Exposé au Salon de 1824, en même temps que le Vœu de Louis XIII, qui fera la renommée de son auteur, La Mort de Léonard de Vinci est sans nul doute l'illustration évidente du débat autour de la peinture d'Ingres, dont nous avons évoqué la problématique précédemment. Les retours sur l’œuvre, commandée par le comte de Blacas (1771-1839), ambassadeur de France à Rome, sont partagés lors de l'exposition. Stendhal (1783-1842) écrit dans sa critique que dans La Mort de Léonard de Vinci, « les amateurs trouveront une tête de François Ier qui est au nombre des plus belles têtes historiques que l'on voit cette année au Salon. L'expression de la douleur s'unit à la plus parfaite ressemblance, et voilà le François Ier que les peintres en porcelaine devront copier désormais lorsqu'ils reproduiront cette anecdote, qui n'a que le défaut d'être inexacte ». En effet, Ingres aura choisi pour sa toile une anecdote que Giorgio Vasari (1511-1574) rapporte dans ses Vies. Celle-ci reste cependant controversée car le roi n'était vraisemblablement pas à Amboise en 1519, au moment de la mort de Léonard de Vinci. Stendhal reconnaît la perfection de l'exécution du sujet, mais il reproche à l'artiste de ne pas avoir voulu prendre de risques en reprenant un sujet anecdotique que l'impératrice Joséphine (1763-1814) et Caroline Murat (1782-1839) avaient rendu populaire au tout début du siècle. Il est vrai qu'alors Ingres était perpétuellement à la recherche du succès et avait saisi cette mode pour accroître sa notoriété. Mais importait-il vraiment à Ingres que son sujet ait existé ou non ? Cela lui était plutôt un prétexte pour exprimer sa manière.
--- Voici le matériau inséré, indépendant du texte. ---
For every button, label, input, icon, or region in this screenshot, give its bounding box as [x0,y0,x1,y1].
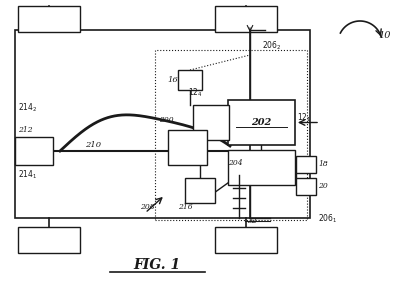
Bar [15,30,310,218]
Text: 210: 210 [85,141,101,149]
Bar [18,6,80,32]
Text: 18: 18 [318,160,328,168]
Bar [193,105,229,140]
Text: 204: 204 [228,159,243,167]
Text: $214_1$: $214_1$ [18,169,38,181]
Bar [296,156,316,173]
Text: $206_2$: $206_2$ [262,40,281,52]
Text: $214_2$: $214_2$ [18,102,38,114]
Bar [215,227,277,253]
Text: 20: 20 [318,182,328,190]
Text: 212: 212 [18,126,33,134]
Text: 16: 16 [167,76,178,84]
Bar [296,178,316,195]
Bar [18,227,80,253]
Text: $206_1$: $206_1$ [318,213,337,225]
Bar [228,100,295,145]
Bar [178,70,202,90]
Text: 208: 208 [140,203,155,211]
Bar [185,178,215,203]
Bar [155,50,307,220]
Text: 10: 10 [378,31,390,40]
Text: $12_4$: $12_4$ [188,87,203,99]
Bar [15,137,53,165]
Text: FIG. 1: FIG. 1 [133,258,181,272]
Bar [228,150,295,185]
Text: 202: 202 [251,118,271,127]
Bar [168,130,207,165]
Text: 200: 200 [159,116,174,124]
Text: 32: 32 [248,217,258,225]
Bar [215,6,277,32]
Text: $12_1$: $12_1$ [297,111,311,124]
Text: 216: 216 [178,203,193,211]
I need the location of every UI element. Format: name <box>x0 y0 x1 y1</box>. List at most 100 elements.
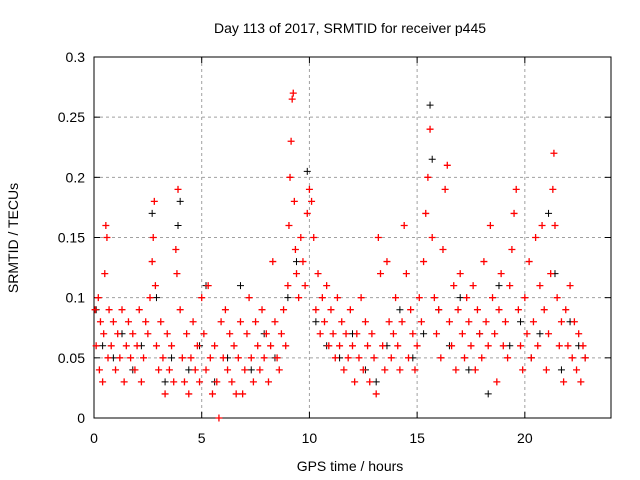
data-point-red <box>101 270 109 278</box>
data-point-red <box>377 270 385 278</box>
data-point-red <box>91 306 99 314</box>
data-point-red <box>491 330 499 338</box>
data-point-red <box>109 318 117 326</box>
data-point-red <box>553 294 561 302</box>
data-point-red <box>114 330 122 338</box>
data-point-red <box>239 390 247 398</box>
data-point-red <box>252 318 260 326</box>
data-point-red <box>215 414 223 422</box>
data-point-red <box>92 342 100 350</box>
data-point-red <box>573 366 581 374</box>
data-point-red <box>280 306 288 314</box>
data-point-red <box>467 342 475 350</box>
data-point-red <box>349 342 356 350</box>
data-point-red <box>476 330 484 338</box>
data-point-black <box>545 209 553 217</box>
data-point-red <box>426 125 434 133</box>
data-point-red <box>245 294 253 302</box>
data-point-red <box>102 221 110 229</box>
data-point-red <box>482 318 490 326</box>
data-point-black <box>303 167 311 175</box>
data-point-black <box>292 258 300 266</box>
data-point-red <box>127 354 135 362</box>
data-point-red <box>512 185 520 193</box>
data-point-red <box>433 330 441 338</box>
data-point-red <box>465 318 473 326</box>
data-point-red <box>122 342 130 350</box>
data-point-red <box>510 209 518 217</box>
x-tick-label: 0 <box>90 430 98 446</box>
data-point-red <box>301 282 309 290</box>
data-point-red <box>405 354 413 362</box>
data-point-black <box>174 221 182 229</box>
data-point-red <box>538 221 546 229</box>
data-point-black <box>312 318 320 326</box>
data-point-red <box>131 366 139 374</box>
data-point-red <box>564 342 572 350</box>
data-point-red <box>329 330 337 338</box>
data-point-red <box>452 366 460 374</box>
data-point-red <box>230 342 238 350</box>
data-point-red <box>517 342 525 350</box>
data-point-red <box>148 258 156 266</box>
data-point-red <box>159 354 167 362</box>
data-point-red <box>540 306 548 314</box>
data-point-red <box>501 318 509 326</box>
x-tick-label: 5 <box>198 430 206 446</box>
data-point-red <box>370 354 378 362</box>
data-point-red <box>284 282 292 290</box>
data-point-black <box>484 390 492 398</box>
data-point-red <box>297 234 305 241</box>
y-axis-label: SRMTID / TECUs <box>5 183 21 293</box>
data-point-red <box>439 246 447 254</box>
data-point-red <box>262 330 270 338</box>
data-point-black <box>247 366 255 374</box>
data-point-red <box>430 294 438 302</box>
data-point-red <box>508 246 516 254</box>
data-point-red <box>173 270 181 278</box>
data-point-red <box>149 234 157 241</box>
data-point-red <box>310 234 318 241</box>
data-point-red <box>536 282 544 290</box>
data-point-red <box>372 390 380 398</box>
data-point-red <box>241 366 249 374</box>
data-point-red <box>357 294 365 302</box>
data-point-red <box>320 318 328 326</box>
data-point-red <box>336 342 344 350</box>
data-point-red <box>366 378 374 386</box>
data-point-red <box>555 342 563 350</box>
data-point-red <box>144 330 152 338</box>
data-point-black <box>161 378 169 386</box>
data-point-red <box>486 221 494 229</box>
data-point-red <box>545 330 553 338</box>
data-point-black <box>396 306 404 314</box>
data-point-red <box>344 354 352 362</box>
data-point-red <box>221 306 229 314</box>
data-point-black <box>168 354 176 362</box>
data-point-red <box>260 354 268 362</box>
data-point-red <box>342 330 350 338</box>
data-point-black <box>536 330 544 338</box>
data-point-red <box>385 318 393 326</box>
data-point-red <box>137 378 145 386</box>
data-point-red <box>273 354 281 362</box>
x-tick-label: 10 <box>302 430 318 446</box>
x-axis-label: GPS time / hours <box>297 458 404 474</box>
data-point-red <box>305 185 313 193</box>
data-point-red <box>118 306 126 314</box>
data-point-black <box>456 294 464 302</box>
data-point-red <box>316 330 324 338</box>
data-point-red <box>359 366 367 374</box>
data-point-red <box>346 306 354 314</box>
data-point-red <box>269 258 277 266</box>
data-point-red <box>379 342 387 350</box>
data-point-black <box>506 342 514 350</box>
data-point-red <box>299 258 307 266</box>
data-point-red <box>456 270 464 278</box>
data-point-black <box>152 294 160 302</box>
data-point-red <box>525 258 533 266</box>
data-point-red <box>217 318 225 326</box>
data-point-red <box>226 330 234 338</box>
data-point-red <box>469 282 477 290</box>
data-point-red <box>361 318 369 326</box>
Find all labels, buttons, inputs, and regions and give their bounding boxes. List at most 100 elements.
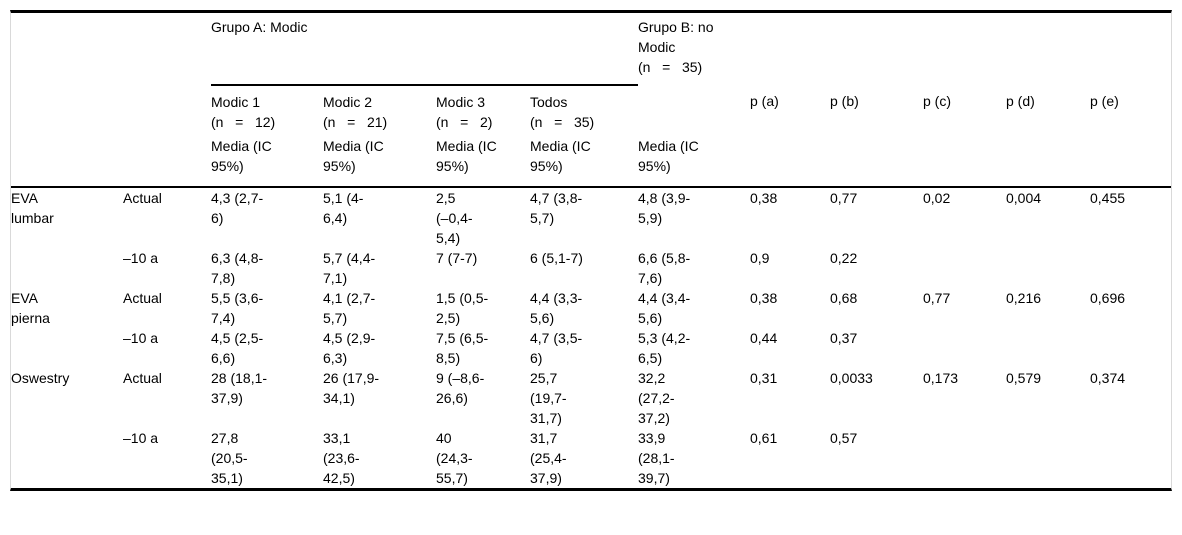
column-header-p-d: p (d)	[1006, 93, 1035, 109]
row-label	[11, 248, 123, 288]
cell-todos: 4,4 (3,3- 5,6)	[530, 290, 583, 326]
row-sublabel: Actual	[123, 370, 162, 386]
row-label: Oswestry	[11, 370, 70, 386]
cell-p-e	[1090, 428, 1171, 488]
cell-p-c: 0,02	[923, 190, 951, 206]
cell-todos: 4,7 (3,8- 5,7)	[530, 190, 583, 226]
cell-modic3: 1,5 (0,5- 2,5)	[436, 290, 489, 326]
results-table: Grupo A: Modic Grupo B: no Modic (n = 35…	[11, 13, 1171, 488]
cell-p-e: 0,455	[1090, 190, 1126, 206]
cell-p-a: 0,38	[750, 290, 778, 306]
empty-cell	[11, 13, 123, 85]
media-header: Media (IC 95%)	[323, 132, 436, 188]
cell-p-a: 0,44	[750, 330, 778, 346]
cell-p-c	[923, 328, 1006, 368]
cell-grupo-b: 6,6 (5,8- 7,6)	[638, 250, 691, 286]
cell-p-e: 0,374	[1090, 370, 1126, 386]
row-label	[11, 428, 123, 488]
cell-p-a: 0,38	[750, 190, 778, 206]
cell-grupo-b: 4,8 (3,9- 5,9)	[638, 190, 691, 226]
column-header-todos: Todos (n = 35)	[530, 94, 595, 130]
empty-cell	[11, 85, 123, 132]
cell-modic2: 26 (17,9- 34,1)	[323, 370, 380, 406]
cell-todos: 25,7 (19,7- 31,7)	[530, 370, 567, 426]
cell-p-d	[1006, 328, 1090, 368]
column-header-modic2: Modic 2 (n = 21)	[323, 94, 388, 130]
table-row-eva-pierna-actual: EVA pierna Actual 5,5 (3,6- 7,4) 4,1 (2,…	[11, 288, 1171, 328]
empty-cell	[123, 13, 211, 85]
cell-p-b: 0,57	[830, 430, 858, 446]
cell-p-a: 0,31	[750, 370, 778, 386]
cell-modic3: 9 (–8,6- 26,6)	[436, 370, 485, 406]
cell-p-d	[1006, 428, 1090, 488]
cell-modic1: 5,5 (3,6- 7,4)	[211, 290, 264, 326]
media-header: Media (IC 95%)	[211, 132, 323, 188]
cell-modic1: 6,3 (4,8- 7,8)	[211, 250, 264, 286]
cell-modic1: 28 (18,1- 37,9)	[211, 370, 268, 406]
row-label: EVA pierna	[11, 290, 50, 326]
row-sublabel: –10 a	[123, 330, 159, 346]
cell-modic3: 7 (7-7)	[436, 250, 478, 266]
column-header-modic1: Modic 1 (n = 12)	[211, 94, 276, 130]
empty-cell	[750, 13, 1171, 85]
media-header: Media (IC 95%)	[530, 132, 638, 188]
row-sublabel: Actual	[123, 190, 162, 206]
cell-p-e: 0,696	[1090, 290, 1126, 306]
cell-p-c	[923, 248, 1006, 288]
cell-p-b: 0,22	[830, 250, 858, 266]
cell-p-d: 0,579	[1006, 370, 1042, 386]
row-sublabel: –10 a	[123, 250, 159, 266]
row-label: EVA lumbar	[11, 190, 54, 226]
cell-grupo-b: 5,3 (4,2- 6,5)	[638, 330, 691, 366]
cell-p-b: 0,68	[830, 290, 858, 306]
cell-p-b: 0,77	[830, 190, 858, 206]
empty-cell	[123, 85, 211, 132]
table-row-oswestry-actual: Oswestry Actual 28 (18,1- 37,9) 26 (17,9…	[11, 368, 1171, 428]
media-header: Media (IC 95%)	[436, 132, 530, 188]
group-b-header: Grupo B: no Modic (n = 35)	[638, 19, 714, 75]
cell-p-a: 0,9	[750, 250, 770, 266]
cell-todos: 6 (5,1-7)	[530, 250, 583, 266]
cell-p-d: 0,216	[1006, 290, 1042, 306]
table-row-eva-pierna-minus10: –10 a 4,5 (2,5- 6,6) 4,5 (2,9- 6,3) 7,5 …	[11, 328, 1171, 368]
results-table-frame: Grupo A: Modic Grupo B: no Modic (n = 35…	[10, 10, 1172, 491]
cell-p-a: 0,61	[750, 430, 778, 446]
cell-modic2: 33,1 (23,6- 42,5)	[323, 430, 360, 486]
empty-cell	[638, 85, 750, 132]
table-row-oswestry-minus10: –10 a 27,8 (20,5- 35,1) 33,1 (23,6- 42,5…	[11, 428, 1171, 488]
cell-grupo-b: 4,4 (3,4- 5,6)	[638, 290, 691, 326]
table-row: Modic 1 (n = 12) Modic 2 (n = 21) Modic …	[11, 85, 1171, 132]
cell-p-e	[1090, 328, 1171, 368]
column-header-p-c: p (c)	[923, 93, 951, 109]
cell-modic2: 4,5 (2,9- 6,3)	[323, 330, 376, 366]
empty-cell	[11, 132, 123, 188]
column-header-p-b: p (b)	[830, 93, 859, 109]
cell-p-d: 0,004	[1006, 190, 1042, 206]
cell-modic1: 4,5 (2,5- 6,6)	[211, 330, 264, 366]
cell-todos: 31,7 (25,4- 37,9)	[530, 430, 567, 486]
cell-modic3: 2,5 (–0,4- 5,4)	[436, 190, 473, 246]
media-header: Media (IC 95%)	[638, 132, 750, 188]
cell-p-b: 0,37	[830, 330, 858, 346]
cell-p-e	[1090, 248, 1171, 288]
table-row-eva-lumbar-actual: EVA lumbar Actual 4,3 (2,7- 6) 5,1 (4- 6…	[11, 187, 1171, 248]
table-row-eva-lumbar-minus10: –10 a 6,3 (4,8- 7,8) 5,7 (4,4- 7,1) 7 (7…	[11, 248, 1171, 288]
row-label	[11, 328, 123, 368]
cell-modic2: 4,1 (2,7- 5,7)	[323, 290, 376, 326]
empty-cell	[750, 132, 1171, 188]
cell-p-b: 0,0033	[830, 370, 873, 386]
cell-modic3: 40 (24,3- 55,7)	[436, 430, 473, 486]
cell-grupo-b: 32,2 (27,2- 37,2)	[638, 370, 675, 426]
cell-p-c	[923, 428, 1006, 488]
empty-cell	[123, 132, 211, 188]
column-header-modic3: Modic 3 (n = 2)	[436, 94, 493, 130]
cell-modic2: 5,1 (4- 6,4)	[323, 190, 364, 226]
cell-todos: 4,7 (3,5- 6)	[530, 330, 583, 366]
cell-modic2: 5,7 (4,4- 7,1)	[323, 250, 376, 286]
row-sublabel: Actual	[123, 290, 162, 306]
table-row: Media (IC 95%) Media (IC 95%) Media (IC …	[11, 132, 1171, 188]
cell-modic1: 4,3 (2,7- 6)	[211, 190, 264, 226]
cell-p-c: 0,77	[923, 290, 951, 306]
row-sublabel: –10 a	[123, 430, 159, 446]
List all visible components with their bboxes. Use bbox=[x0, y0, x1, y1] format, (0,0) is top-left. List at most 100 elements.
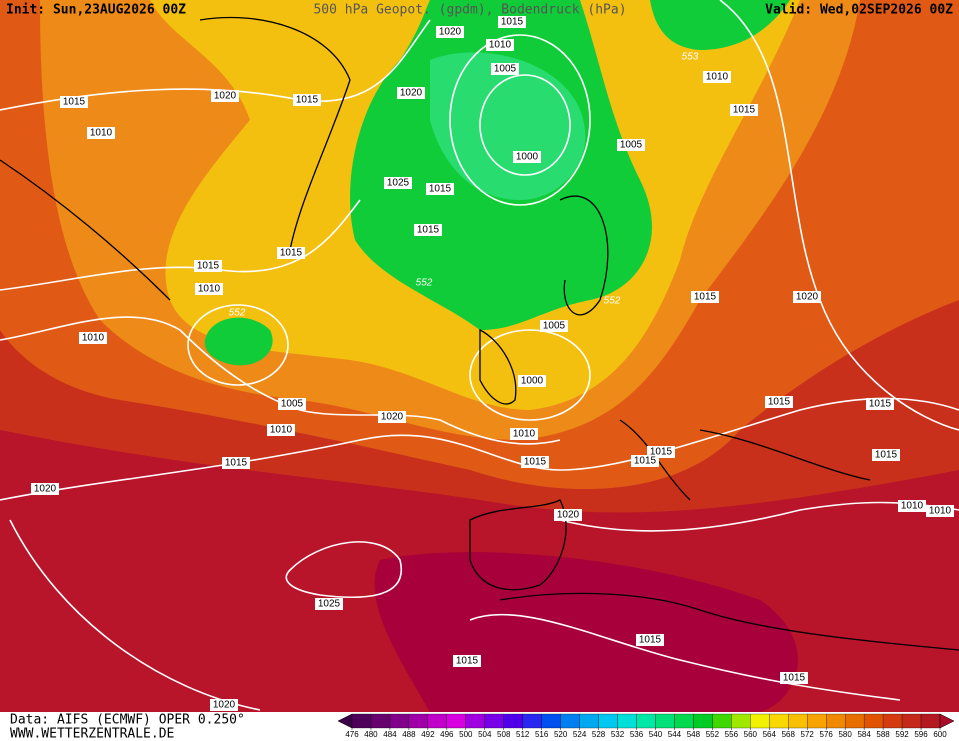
colorbar-tick-label: 540 bbox=[649, 730, 663, 739]
coast bbox=[499, 592, 959, 651]
site-name: WWW.WETTERZENTRALE.DE bbox=[10, 727, 174, 741]
label-box bbox=[765, 396, 793, 408]
label-box bbox=[521, 456, 549, 468]
data-source: Data: AIFS (ECMWF) OPER 0.250° bbox=[10, 713, 245, 728]
coast bbox=[559, 195, 609, 316]
pressure-label: 1010 bbox=[901, 501, 924, 512]
colorbar-tick-label: 480 bbox=[364, 730, 378, 739]
field-green-ne bbox=[650, 0, 790, 50]
colorbar-swatch bbox=[503, 713, 523, 729]
colorbar-tick-label: 508 bbox=[497, 730, 511, 739]
pressure-label: 1010 bbox=[198, 284, 221, 295]
coast bbox=[469, 499, 567, 591]
pressure-label: 1015 bbox=[63, 97, 86, 108]
colorbar-swatch bbox=[807, 713, 827, 729]
colorbar-swatch bbox=[845, 713, 865, 729]
pressure-label: 1005 bbox=[620, 140, 643, 151]
colorbar: 476 480 484 488 492 496 500 504 508 512 516 520 524 5… bbox=[337, 713, 955, 739]
colorbar-swatch bbox=[712, 713, 732, 729]
colorbar-swatch bbox=[617, 713, 637, 729]
colorbar-tick-label: 592 bbox=[895, 730, 909, 739]
label-box bbox=[397, 87, 425, 99]
isobar bbox=[449, 34, 591, 206]
label-box bbox=[926, 505, 954, 517]
colorbar-swatch bbox=[522, 713, 542, 729]
pressure-label: 1025 bbox=[387, 178, 410, 189]
pressure-label: 1020 bbox=[34, 484, 57, 495]
label-box bbox=[491, 63, 519, 75]
colorbar-tick-label: 568 bbox=[782, 730, 796, 739]
label-box bbox=[453, 655, 481, 667]
pressure-label: 1015 bbox=[456, 656, 479, 667]
pressure-label: 1015 bbox=[783, 673, 806, 684]
colorbar-tick-label: 588 bbox=[876, 730, 890, 739]
colorbar-swatch bbox=[693, 713, 713, 729]
label-box bbox=[703, 71, 731, 83]
label-box bbox=[518, 375, 546, 387]
colorbar-tick-label: 484 bbox=[383, 730, 397, 739]
colorbar-swatch bbox=[598, 713, 618, 729]
pressure-label: 1015 bbox=[197, 261, 220, 272]
colorbar-tick-label: 576 bbox=[820, 730, 834, 739]
label-box bbox=[378, 411, 406, 423]
isobar bbox=[187, 304, 289, 386]
label-box bbox=[222, 457, 250, 469]
colorbar-tick-label: 504 bbox=[478, 730, 492, 739]
colorbar-tick-label: 496 bbox=[440, 730, 454, 739]
colorbar-tick-label: 556 bbox=[725, 730, 739, 739]
colorbar-tick-label: 584 bbox=[857, 730, 871, 739]
pressure-label: 1020 bbox=[213, 700, 236, 711]
pressure-label: 1010 bbox=[513, 429, 536, 440]
map-title: 500 hPa Geopot. (gpdm), Bodendruck (hPa) bbox=[313, 3, 626, 18]
isobar bbox=[285, 541, 403, 599]
label-box bbox=[540, 320, 568, 332]
label-box bbox=[87, 127, 115, 139]
label-box bbox=[513, 151, 541, 163]
isobar-labels: 1015 1020 1015 1010 1020 1015 1010 1005 1020 1000… bbox=[31, 16, 954, 711]
label-box bbox=[211, 90, 239, 102]
colorbar-tick-label: 500 bbox=[459, 730, 473, 739]
colorbar-swatch bbox=[560, 713, 580, 729]
pressure-label: 1015 bbox=[417, 225, 440, 236]
pressure-label: 1015 bbox=[768, 397, 791, 408]
pressure-label: 1015 bbox=[694, 292, 717, 303]
pressure-label: 1005 bbox=[281, 399, 304, 410]
colorbar-swatch bbox=[882, 713, 903, 729]
colorbar-tick-label: 524 bbox=[573, 730, 587, 739]
colorbar-over bbox=[939, 713, 955, 729]
pressure-label: 1015 bbox=[733, 105, 756, 116]
colorbar-swatch bbox=[389, 713, 410, 729]
pressure-label: 1015 bbox=[875, 450, 898, 461]
colorbar-tick-label: 492 bbox=[421, 730, 435, 739]
pressure-label: 1025 bbox=[318, 599, 341, 610]
pressure-label: 1015 bbox=[650, 447, 673, 458]
colorbar-swatch bbox=[920, 713, 941, 729]
label-box bbox=[195, 283, 223, 295]
colorbar-swatch bbox=[636, 713, 656, 729]
colorbar-tick-label: 580 bbox=[838, 730, 852, 739]
pressure-label: 1020 bbox=[557, 510, 580, 521]
colorbar-swatch bbox=[370, 713, 391, 729]
label-box bbox=[267, 424, 295, 436]
label-box bbox=[617, 139, 645, 151]
colorbar-swatch bbox=[427, 713, 447, 729]
pressure-label: 1015 bbox=[524, 457, 547, 468]
isobar bbox=[469, 613, 901, 701]
colorbar-swatch bbox=[863, 713, 884, 729]
colorbar-tick-label: 520 bbox=[554, 730, 568, 739]
label-box bbox=[31, 483, 59, 495]
pressure-label: 1010 bbox=[82, 333, 105, 344]
colorbar-tick-label: 564 bbox=[763, 730, 777, 739]
pressure-label: 1015 bbox=[429, 184, 452, 195]
label-box bbox=[384, 177, 412, 189]
pressure-label: 1020 bbox=[796, 292, 819, 303]
colorbar-swatch bbox=[788, 713, 808, 729]
colorbar-swatch bbox=[769, 713, 789, 729]
label-box bbox=[293, 94, 321, 106]
isobar bbox=[469, 329, 591, 421]
label-box bbox=[79, 332, 107, 344]
pressure-label: 1015 bbox=[280, 248, 303, 259]
colorbar-tick-label: 596 bbox=[914, 730, 928, 739]
colorbar-tick-label: 528 bbox=[592, 730, 606, 739]
pressure-label: 1000 bbox=[521, 376, 544, 387]
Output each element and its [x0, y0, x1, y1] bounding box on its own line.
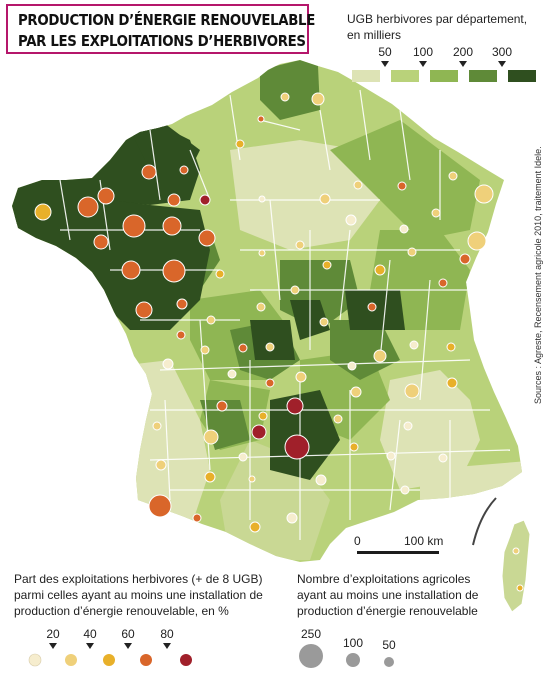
exploitation-dots	[34, 92, 524, 592]
share-legend-tick-marks	[49, 643, 171, 649]
ugb-tick-200: 200	[452, 45, 474, 59]
share-tick-80: 80	[160, 627, 174, 641]
share-tick-20: 20	[46, 627, 60, 641]
title-line-2: PAR LES EXPLOITATIONS D’HERBIVORES	[18, 32, 306, 50]
source-note: Sources : Agreste, Recensement agricole …	[533, 146, 543, 404]
share-legend-line-3: production d’énergie renouvelable, en %	[14, 604, 229, 618]
share-tick-60: 60	[121, 627, 135, 641]
scale-bar	[357, 551, 439, 554]
share-class-2-swatch	[65, 654, 77, 666]
share-class-1-swatch	[28, 653, 42, 667]
ugb-tick-marker-100	[419, 61, 427, 67]
ugb-tick-100: 100	[412, 45, 434, 59]
share-class-3-swatch	[103, 654, 115, 666]
scale-start-label: 0	[354, 534, 361, 548]
share-legend-dots	[28, 653, 192, 667]
title-box: PRODUCTION D’ÉNERGIE RENOUVELABLE PAR LE…	[6, 4, 315, 54]
count-100-circle	[346, 653, 360, 667]
ugb-tick-marker-50	[381, 61, 389, 67]
count-legend-circles	[299, 644, 394, 668]
scale-end-label: 100 km	[404, 534, 444, 548]
ugb-legend-title-line-1: UGB herbivores par département,	[347, 12, 528, 26]
department-choropleth	[12, 60, 522, 560]
share-legend-line-1: Part des exploitations herbivores (+ de …	[14, 572, 263, 586]
count-legend-title: Nombre d’exploitations agricoles ayant a…	[297, 571, 478, 619]
count-label-50: 50	[382, 638, 396, 652]
ugb-tick-marker-300	[498, 61, 506, 67]
count-legend-line-1: Nombre d’exploitations agricoles	[297, 572, 471, 586]
title-line-1: PRODUCTION D’ÉNERGIE RENOUVELABLE	[18, 11, 315, 29]
share-tick-40: 40	[83, 627, 97, 641]
ugb-tick-50: 50	[378, 45, 392, 59]
ugb-tick-300: 300	[491, 45, 513, 59]
ugb-class-2-swatch	[391, 70, 419, 82]
share-class-4-swatch	[140, 654, 152, 666]
count-legend-line-3: production d’énergie renouvelable	[297, 604, 478, 618]
count-label-250: 250	[300, 627, 322, 641]
inset-separator	[472, 497, 497, 546]
ugb-class-3-swatch	[430, 70, 458, 82]
share-class-5-swatch	[180, 654, 192, 666]
count-50-circle	[384, 657, 394, 667]
ugb-class-1-swatch	[352, 70, 380, 82]
share-legend-title: Part des exploitations herbivores (+ de …	[14, 571, 263, 619]
count-250-circle	[299, 644, 323, 668]
share-legend-line-2: parmi celles ayant au moins une installa…	[14, 588, 263, 602]
corsica	[501, 519, 531, 613]
ugb-legend-title-line-2: en milliers	[347, 28, 402, 42]
ugb-tick-marker-200	[459, 61, 467, 67]
count-legend-line-2: ayant au moins une installation de	[297, 588, 479, 602]
count-label-100: 100	[342, 636, 364, 650]
ugb-legend-title: UGB herbivores par département, en milli…	[347, 11, 527, 43]
ugb-class-4-swatch	[469, 70, 497, 82]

Comme nous avons pu le voir, Ingres accorde un soin particulier à sa mise en scène et à l'atmosphère de son œuvre. Il fait passer l'anecdote de Vasari derrière l'étude préparatoire qu'il réalise. Contrairement à ce qu'en a pensé Stendhal, Ingres n'a pas agi en simple suiveur, il a aussi apposé sa marque. Il peint à la perfection les drapés, les objets, la lumière, la couleur, sans jamais tomber dans l'excès, afin de traduire le plus justement le drame de la scène dans une atmosphère volontairement la plus pittoresque possible. C'est sans doute cela, le style d'Ingres, tout à fait novateur, fruit de sa grande détermination. Il pensait que ses sacrifices n'étaient « pas autant à considérer que [sa] gloire », comme il l'écrivait à son ami François Gilibert, mais c'est apparemment ces sacrifices que Stendhal n'aura décidément pas vu. Une erreur de jugement que la postérité se charge aujourd'hui de corriger.